After time spent teaching in Missouri, Hinckley returned to the University of Washington in January 1980 to join the faculty. Many of his colleagues, with whom he co-taught and worked on joint research projects, were the initial faculty cohort at UW-Botanic Gardens (James Clark, Barb Smit-Spinks, Deane Wang, Kern Ewing).
With Kern Ewing and others he was involved in launching the Restoration Ecology Network (UW-REN). UW-REN is now a regional center for the study of ecological restoration and conservation, creating new undergraduate research and curricula, much of it taking place at the Center for Urban Horticulture.

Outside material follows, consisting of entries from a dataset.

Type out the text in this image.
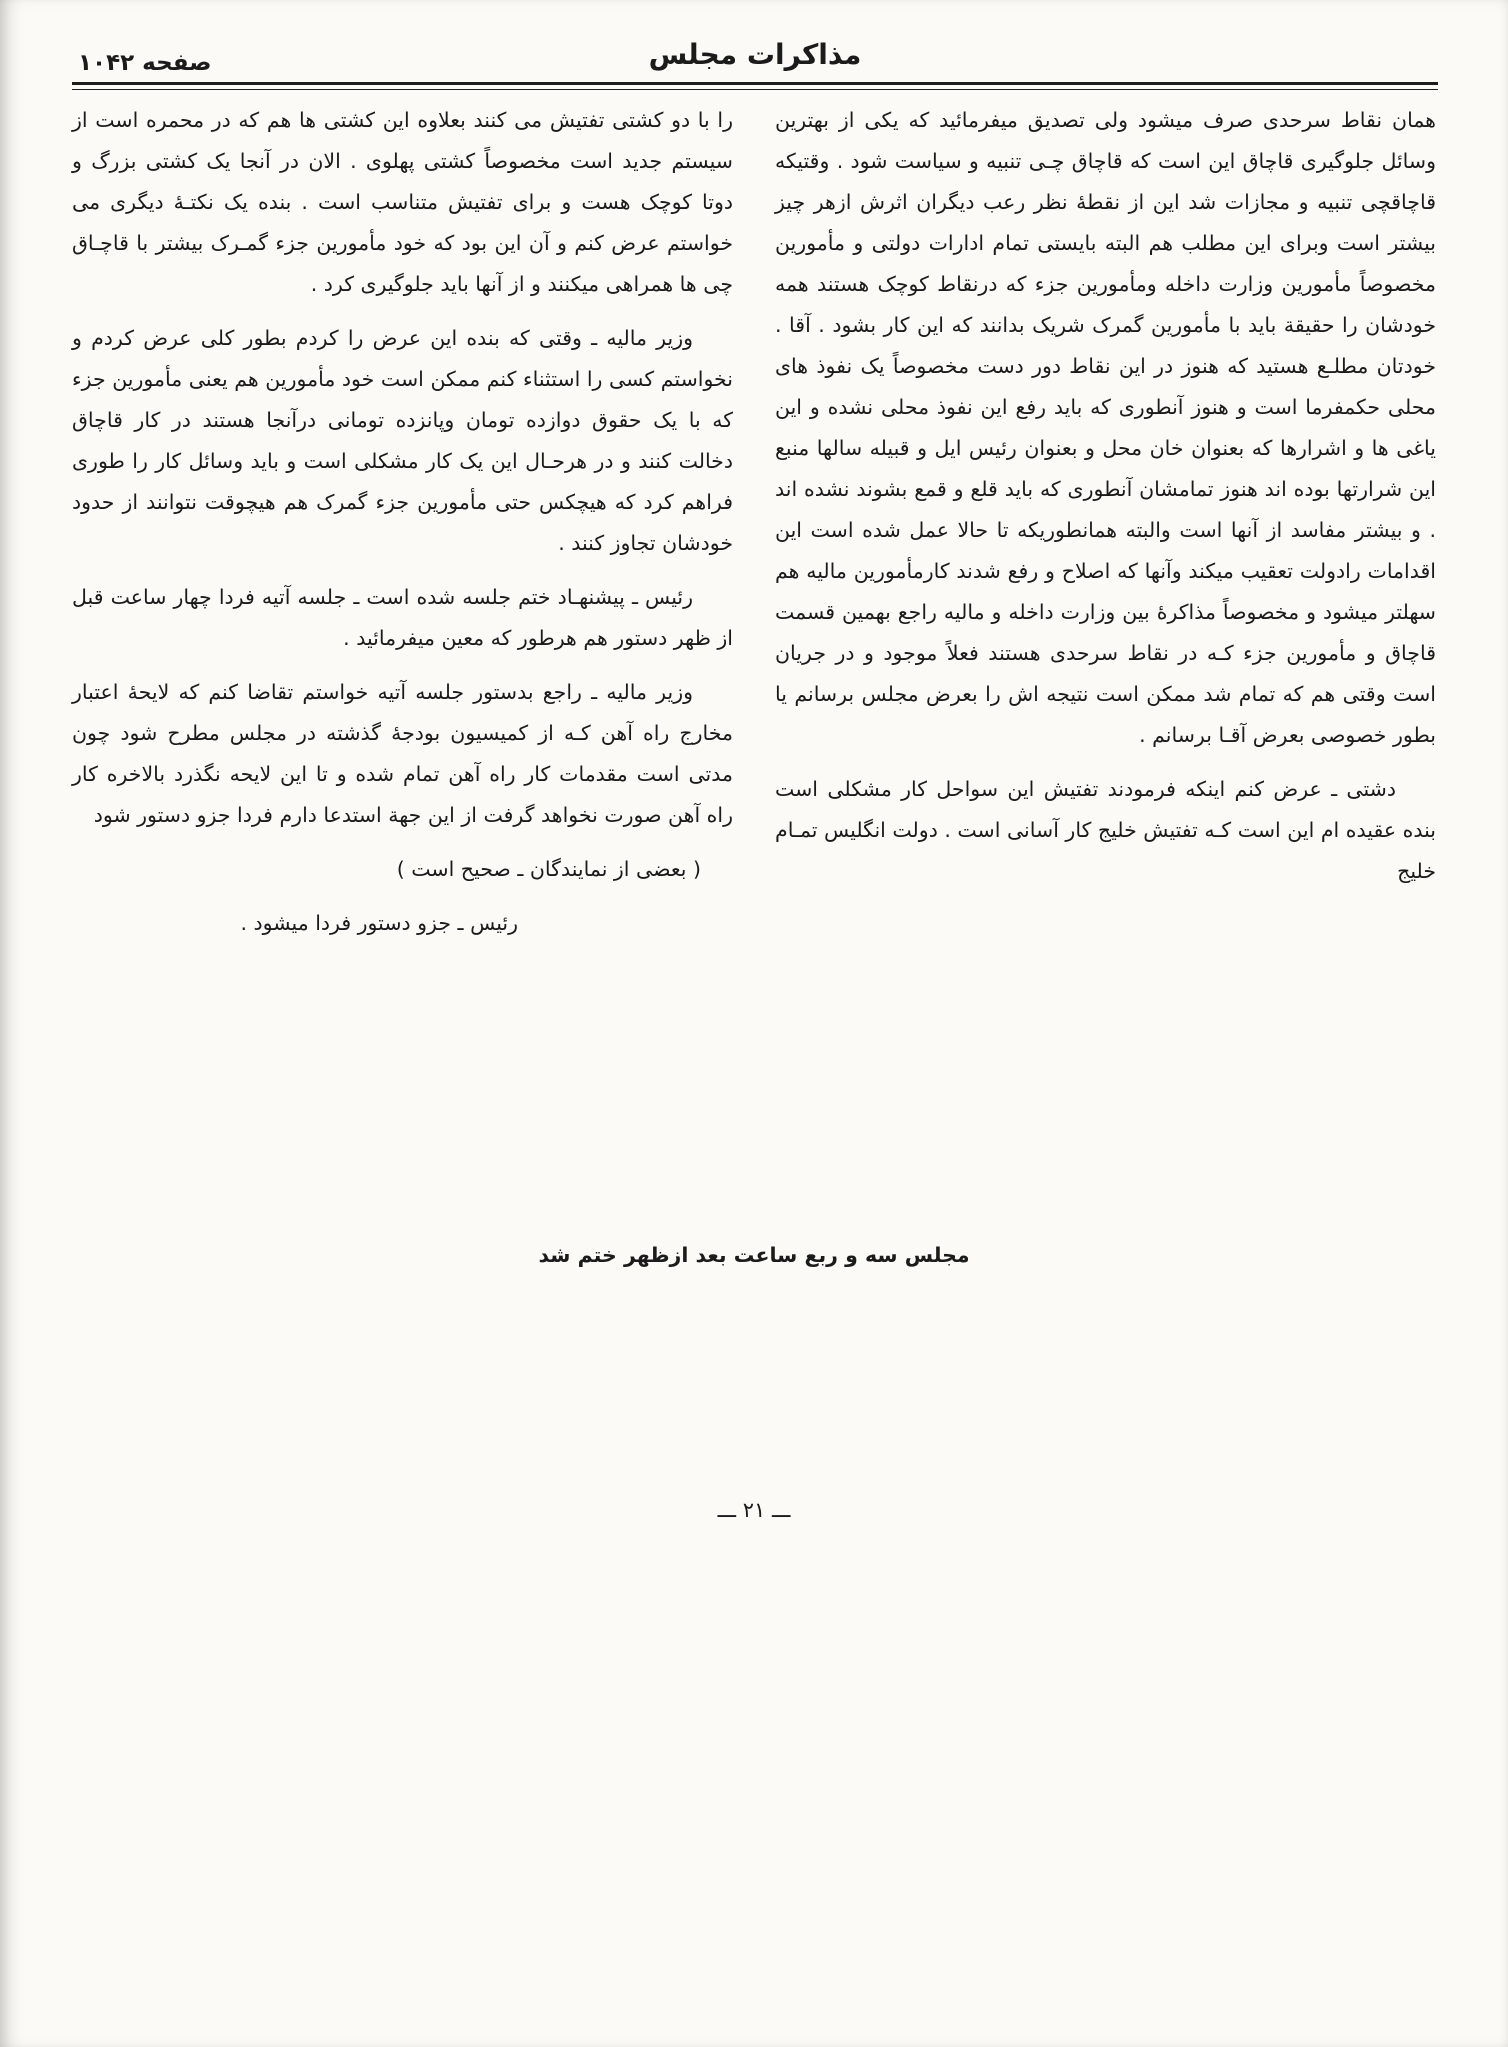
صفحه ۱۰۴۲	مذاکرات مجلس

همان نقاط سرحدی صرف میشود ولی تصدیق میفرمائید که یکی از بهترین وسائل جلوگیری قاچاق این است که قاچاق چـی تنبیه و سیاست شود . وقتیکه قاچاقچی تنبیه و مجازات شد این از نقطهٔ نظر رعب دیگران اثرش ازهر چیز بیشتر است وبرای این مطلب هم البته بایستی تمام ادارات دولتی و مأمورین مخصوصاً مأمورین وزارت داخله ومأمورین جزء که درنقاط کوچک هستند همه خودشان را حقیقة باید با مأمورین گمرک شریک بدانند که این کار بشود . آقا . خودتان مطلـع هستید که هنوز در این نقاط دور دست مخصوصاً یک نفوذ های محلی حکمفرما است و هنوز آنطوری که باید رفع این نفوذ محلی نشده و این یاغی ها و اشرارها که بعنوان خان محل و بعنوان رئیس ایل و قبیله سالها منبع این شرارتها بوده اند هنوز تمامشان آنطوری که باید قلع و قمع بشوند نشده اند . و بیشتر مفاسد از آنها است والبته همانطوریکه تا حالا عمل شده است این اقدامات رادولت تعقیب میکند وآنها که اصلاح و رفع شدند کارمأمورین مالیه هم سهلتر میشود و مخصوصاً مذاکرهٔ بین وزارت داخله و مالیه راجع بهمین قسمت قاچاق و مأمورین جزء کـه در نقاط سرحدی هستند فعلاً موجود و در جریان است وقتی هم که تمام شد ممکن است نتیجه اش را بعرض مجلس برسانم یا بطور خصوصی بعرض آقـا برسانم .

دشتی ـ عرض کنم اینکه فرمودند تفتیش این سواحل کار مشکلی است بنده عقیده ام این است کـه تفتیش خلیج کار آسانی است . دولت انگلیس تمـام خلیج

را با دو کشتی تفتیش می کنند بعلاوه این کشتی ها هم که در محمره است از سیستم جدید است مخصوصاً کشتی پهلوی . الان در آنجا یک کشتی بزرگ و دوتا کوچک هست و برای تفتیش متناسب است . بنده یک نکتـهٔ دیگری می خواستم عرض کنم و آن این بود که خود مأمورین جزء گمـرک بیشتر با قاچـاق چی ها همراهی میکنند و از آنها باید جلوگیری کرد .

وزیر مالیه ـ وقتی که بنده این عرض را کردم بطور کلی عرض کردم و نخواستم کسی را استثناء کنم ممکن است خود مأمورین هم یعنی مأمورین جزء که با یک حقوق دوازده تومان وپانزده تومانی درآنجا هستند در کار قاچاق دخالت کنند و در هرحـال این یک کار مشکلی است و باید وسائل کار را طوری فراهم کرد که هیچکس حتی مأمورین جزء گمرک هم هیچوقت نتوانند از حدود خودشان تجاوز کنند .

رئیس ـ پیشنهـاد ختم جلسه شده است ـ جلسه آتیه فردا چهار ساعت قبل از ظهر دستور هم هرطور که معین میفرمائید .

وزیر مالیه ـ راجع بدستور جلسه آتیه خواستم تقاضا کنم که لایحهٔ اعتبار مخارج راه آهن کـه از کمیسیون بودجهٔ گذشته در مجلس مطرح شود چون مدتی است مقدمات کار راه آهن تمام شده و تا این لایحه نگذرد بالاخره کار راه آهن صورت نخواهد گرفت از این جهة استدعا دارم فردا جزو دستور شود

( بعضی از نمایندگان ـ صحیح است )

رئیس ـ جزو دستور فردا میشود .

مجلس سه و ربع ساعت بعد ازظهر ختم شد
ـــ ۲۱ ـــ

“Now that I am retired, I am a regular visitor to the Soest Garden– my favorite place to walk and take in nature the the Center,” he says, “and I am also active in helping find financial resources to maintain and grow the garden.”
Hinckley is still an avid skier, hiker and photographer. And when asked about his favorite plant, he had a clear preference:
“Abies amabilis,” he clamoured. This tree, also called Pacific silver fir or “lovely” fir because of the softly silver undersides on the needles and gorgeous purple-hued cones that stand upright on the branches. Hinckley loves the looks of this tree, its mountain habitat and, “the fact that it got me my first job teaching at the University of Missouri.”